After overstaying at lovely Hanwell I was in danger of running out water and playing Russian roulette with my shower, will I run out of water mid shower or during washing the dishes. Thankfully, neither but my boat’s water pump was making all the right noises to say I am starting to suck air.
So it was off to sunny Brentford and thought I would do a sort of photo journal or log of this rather short cruise of nothing particularly special but interesting stretch of canal.
They must have been proud of this to erect the concrete plaque. The level of the canal is quite a way below the top of the pilings on this stretch of canal and that’s because it is prone to flooding although the level is managed as part of North London flood defenses it can raise a couple of feet and moor if extreme weather hits.
Once filled it’s a case of open the gate close the paddle and move the boat into the lock. You have to wait until the lock completely full before trying to open them as even only one half of an inch difference will have so much pressure on the gates it will be virtually impossible to open and many a times you see people desperate to open the gates but only wasting effort as they don’t understand canal time.
Once inside you close the top gate secure your boat leaving enough rope to allow the boat to go down otherwise things can get a bit embarrassing. You then open the bottom paddles and down she goes much faster than filling.
Once empty it’s a case of open the bottom gate and close the paddle climb down to your boat and off you go. I have to say you are supposed to close the gate but on the lower grand union most people don’t and if single handed it is difficult besides when you turn a corner and a lock is open in your favor its happy days.
Nothing inspiring this as its the M4 motorway. This will not mean anything to most of you but if you have ever flown into Heathrow and travelled into central London you perhaps went over the canal on the motorway.
A beautiful cast iron bridge inscribed Grand Junction Canal Co 1820 and built at the same time the canal was constructed and to me one of the best bridges I know over the canal its engineering and design is wonderful it’s just a pity the local graffiti artist thinks it’s just a place to put his stupid tag. The bridge is to allow the horses and people to cross the canal as the towpath changes sides and when you walk over the bridge you can see the grooves worn into the iron from years and years of wear from ropes when barges were pulled by horses.
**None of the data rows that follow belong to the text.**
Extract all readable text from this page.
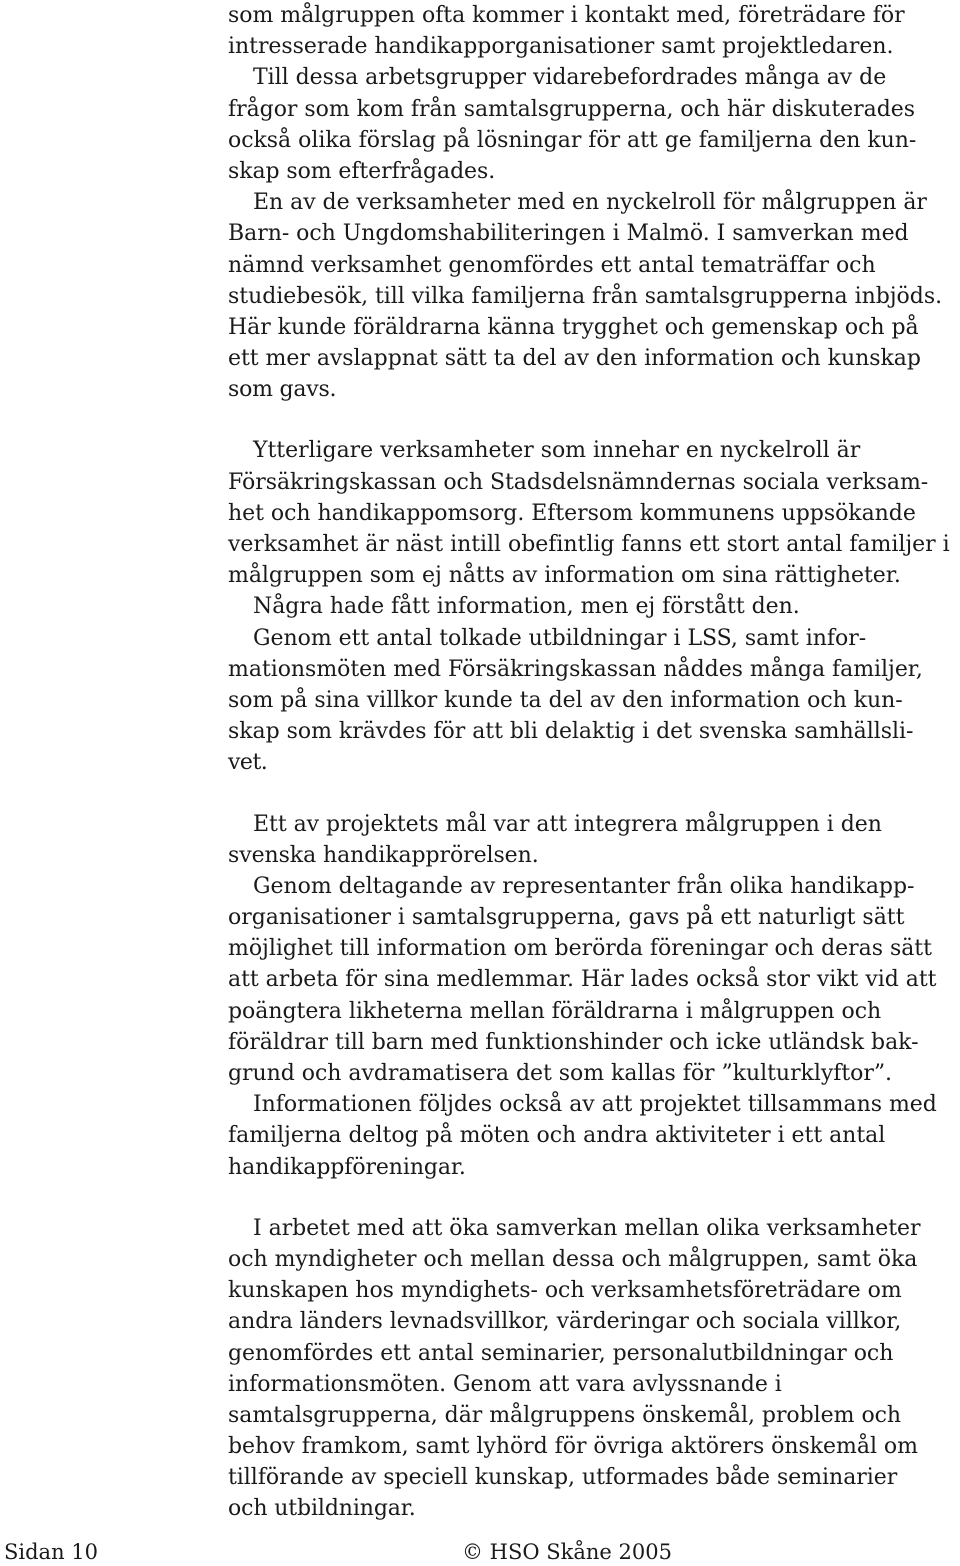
som målgruppen ofta kommer i kontakt med, företrädare för
intresserade handikapporganisationer samt projektledaren.
Till dessa arbetsgrupper vidarebefordrades många av de
frågor som kom från samtalsgrupperna, och här diskuterades
också olika förslag på lösningar för att ge familjerna den kun-
skap som efterfrågades.
En av de verksamheter med en nyckelroll för målgruppen är
Barn- och Ungdomshabiliteringen i Malmö. I samverkan med
nämnd verksamhet genomfördes ett antal tematräffar och
studiebesök, till vilka familjerna från samtalsgrupperna inbjöds.
Här kunde föräldrarna känna trygghet och gemenskap och på
ett mer avslappnat sätt ta del av den information och kunskap
som gavs.
Ytterligare verksamheter som innehar en nyckelroll är
Försäkringskassan och Stadsdelsnämndernas sociala verksam-
het och handikappomsorg. Eftersom kommunens uppsökande
verksamhet är näst intill obefintlig fanns ett stort antal familjer i
målgruppen som ej nåtts av information om sina rättigheter.
Några hade fått information, men ej förstått den.
Genom ett antal tolkade utbildningar i LSS, samt infor-
mationsmöten med Försäkringskassan nåddes många familjer,
som på sina villkor kunde ta del av den information och kun-
skap som krävdes för att bli delaktig i det svenska samhällsli-
vet.
Ett av projektets mål var att integrera målgruppen i den
svenska handikapprörelsen.
Genom deltagande av representanter från olika handikapp-
organisationer i samtalsgrupperna, gavs på ett naturligt sätt
möjlighet till information om berörda föreningar och deras sätt
att arbeta för sina medlemmar. Här lades också stor vikt vid att
poängtera likheterna mellan föräldrarna i målgruppen och
föräldrar till barn med funktionshinder och icke utländsk bak-
grund och avdramatisera det som kallas för ”kulturklyftor”.
Informationen följdes också av att projektet tillsammans med
familjerna deltog på möten och andra aktiviteter i ett antal
handikappföreningar.
I arbetet med att öka samverkan mellan olika verksamheter
och myndigheter och mellan dessa och målgruppen, samt öka
kunskapen hos myndighets- och verksamhetsföreträdare om
andra länders levnadsvillkor, värderingar och sociala villkor,
genomfördes ett antal seminarier, personalutbildningar och
informationsmöten. Genom att vara avlyssnande i
samtalsgrupperna, där målgruppens önskemål, problem och
behov framkom, samt lyhörd för övriga aktörers önskemål om
tillförande av speciell kunskap, utformades både seminarier
och utbildningar.
Sidan 10	© HSO Skåne 2005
I mentioned that originally the barges were pulled by horses and at busy places along the canal you could get many boats and plenty of rope and some horses were knocked or pulled into the canal so they built into the sides of the canal these slopes so the horses could be walked out.
Just around one more corner and almost journeys end Brentford with all its redeveloped flats and expensive moorings. The overhanging sheds to the right are where boats would have been loaded with cargo for Birmingham and beyond or destined to enter the Thames.
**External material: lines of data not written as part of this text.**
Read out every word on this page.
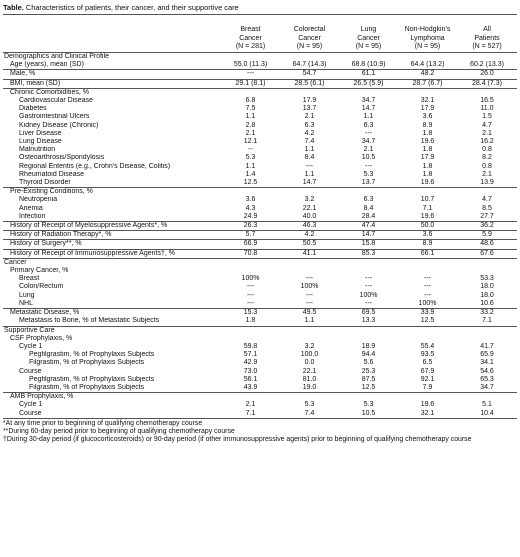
Table. Characteristics of patients, their cancer, and their supportive care
	Breast
Cancer
(N = 281)	Colorectal
Cancer
(N = 95)	Lung
Cancer
(N = 95)	Non-Hodgkin's
Lymphoma
(N = 95)	All
Patients
(N = 527)
Demographics and Clinical Profile					
Age (years), mean (SD)	55.0 (11.3)	64.7 (14.3)	68.8 (10.9)	64.4 (13.2)	60.2 (13.3)
Male, %	---	54.7	61.1	48.2	26.0
BMI, mean (SD)	29.1 (8.1)	28.5 (6.1)	26.5 (5.9)	28.7 (6.7)	28.4 (7.3)
Chronic Comorbidities, %					
Cardiovascular Disease	6.8	17.9	34.7	32.1	16.5
Diabetes	7.5	13.7	14.7	17.9	11.0
Gastrointestinal Ulcers	1.1	2.1	1.1	3.6	1.5
Kidney Disease (Chronic)	2.8	6.3	6.3	8.9	4.7
Liver Disease	2.1	4.2	---	1.8	2.1
Lung Disease	12.1	7.4	34.7	19.6	16.2
Malnutrition	--	1.1	2.1	1.8	0.8
Osteoarthrosis/Spondylosis	5.3	8.4	10.5	17.9	8.2
Regional Enteritis (e.g., Crohn's Disease, Colitis)	1.1	---	---	1.8	0.8
Rheumatoid Disease	1.4	1.1	5.3	1.8	2.1
Thyroid Disorder	12.5	14.7	13.7	19.6	13.9
Pre-Existing Conditions, %					
Neutropenia	3.6	3.2	6.3	10.7	4.7
Anemia	4.3	22.1	8.4	7.1	8.5
Infection	24.9	40.0	28.4	19.6	27.7
History of Receipt of Myelosuppressive Agents*, %	26.3	46.3	47.4	50.0	36.2
History of Radiation Therapy*, %	5.7	4.2	14.7	3.6	5.9
History of Surgery**, %	66.9	50.5	15.8	8.9	48.6
History of Receipt of Immunosuppressive Agents†, %	70.8	41.1	85.3	66.1	67.6
Cancer					
Primary Cancer, %					
Breast	100%	---	---	---	53.3
Colon/Rectum	---	100%	---	---	18.0
Lung	---	---	100%	---	18.0
NHL	---	---	---	100%	10.6
Metastatic Disease, %	15.3	49.5	69.5	33.9	33.2
Metastasis to Bone, % of Metastatic Subjects	1.8	1.1	13.3	12.5	7.1
Supportive Care					
CSF Prophylaxis, %					
Cycle 1	59.8	3.2	18.9	55.4	41.7
Pegfilgrastim, % of Prophylaxis Subjects	57.1	100.0	94.4	93.5	65.9
Filgrastim, % of Prophylaxis Subjects	42.9	0.0	5.6	6.5	34.1
Course	73.0	22.1	25.3	67.9	54.6
Pegfilgrastim, % of Prophylaxis Subjects	56.1	81.0	87.5	92.1	65.3
Filgrastim, % of Prophylaxis Subjects	43.9	19.0	12.5	7.9	34.7
AMB Prophylaxis, %					
Cycle 1	2.1	5.3	5.3	19.6	5.1
Course	7.1	7.4	10.5	32.1	10.4
*At any time prior to beginning of qualifying chemotherapy course
**During 60-day period prior to beginning of qualifying chemotherapy course
†During 30-day period (if glucocorticosteroids) or 90-day period (if other immunosuppressive agents) prior to beginning of qualifying chemotherapy course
A beekeeping bit apparently there are bees on this bit of land and even in the old barrel but over the years I have tried to see any flying bees but told definatly someone keeps bees in the mishmash of boxes.
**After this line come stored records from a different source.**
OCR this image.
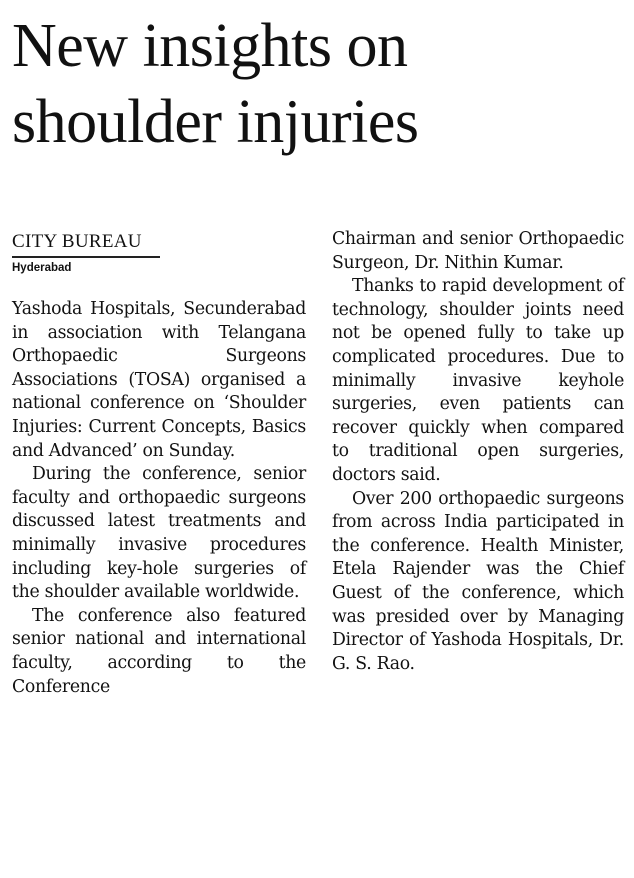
New insights on
shoulder injuries
CITY BUREAU
Hyderabad

Yashoda Hospitals, Secunderabad in association with Telangana Orthopaedic Surgeons Associations (TOSA) organised a national conference on ‘Shoulder Injuries: Current Concepts, Basics and Advanced’ on Sunday.

During the conference, senior faculty and orthopaedic surgeons discussed latest treatments and minimally invasive procedures including key-hole surgeries of the shoulder available worldwide.

The conference also featured senior national and international faculty, according to the Conference

Chairman and senior Orthopaedic Surgeon, Dr. Nithin Kumar.

Thanks to rapid development of technology, shoulder joints need not be opened fully to take up complicated procedures. Due to minimally invasive keyhole surgeries, even patients can recover quickly when compared to traditional open surgeries, doctors said.

Over 200 orthopaedic surgeons from across India participated in the conference. Health Minister, Etela Rajender was the Chief Guest of the conference, which was presided over by Managing Director of Yashoda Hospitals, Dr. G. S. Rao.
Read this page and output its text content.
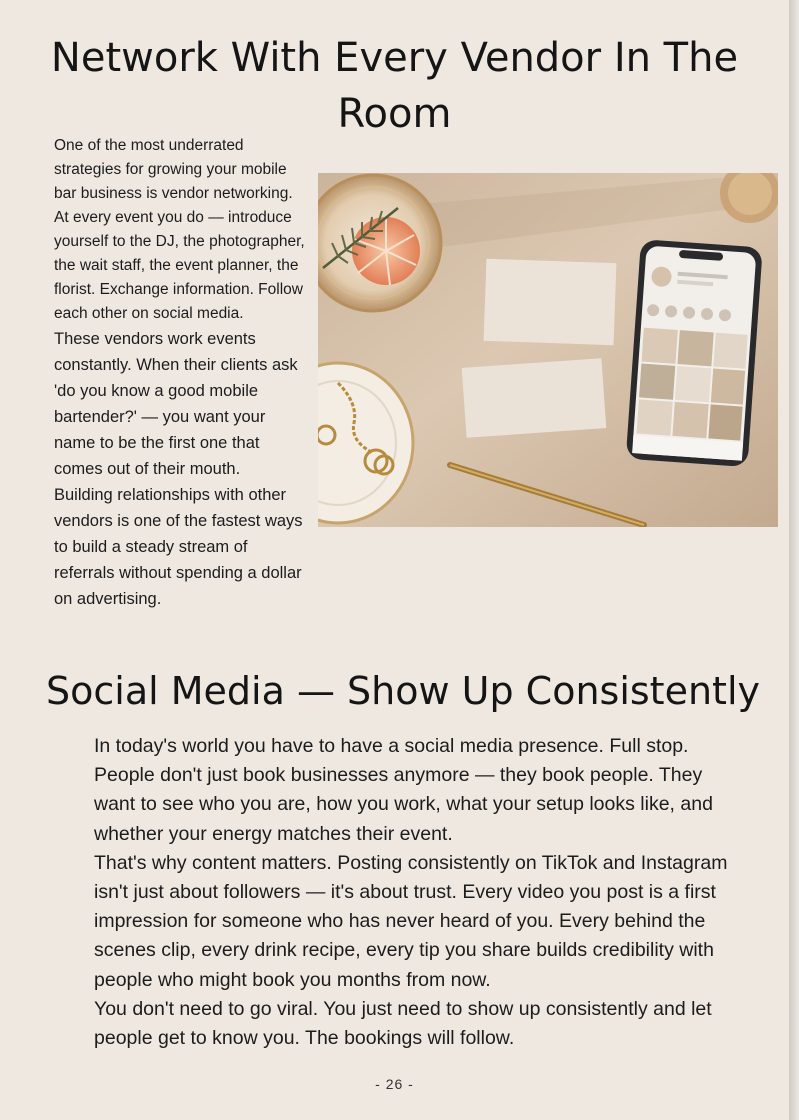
Network With Every Vendor In The Room

One of the most underrated strategies for growing your mobile bar business is vendor networking. At every event you do — introduce yourself to the DJ, the photographer, the wait staff, the event planner, the florist. Exchange information. Follow each other on social media.

These vendors work events constantly. When their clients ask 'do you know a good mobile bartender?' — you want your name to be the first one that comes out of their mouth.

Building relationships with other vendors is one of the fastest ways to build a steady stream of referrals without spending a dollar on advertising.

Social Media — Show Up Consistently

In today's world you have to have a social media presence. Full stop. People don't just book businesses anymore — they book people. They want to see who you are, how you work, what your setup looks like, and whether your energy matches their event.

That's why content matters. Posting consistently on TikTok and Instagram isn't just about followers — it's about trust. Every video you post is a first impression for someone who has never heard of you. Every behind the scenes clip, every drink recipe, every tip you share builds credibility with people who might book you months from now.

You don't need to go viral. You just need to show up consistently and let people get to know you. The bookings will follow.

- 26 -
The two 72’ workboats makes my boat look small. They are both very old boats approx 80 years old and similar to 1000’s of pairs of boats that would have worked the canals many years ago transporting cargo around the country long before the railways and petrol engine. That’s Peter putting two bags of coal onto my roof along with a 13kg bottle of gas.
Wow what a result water, toilet, diesel, coal, gas and a plateful of cooked sausages I am all sorted now well into next year. All that is needed was to turn the boat round and moor up just outside of the marina opposite Glaxo Smith Kline and handy if I need an aspirin.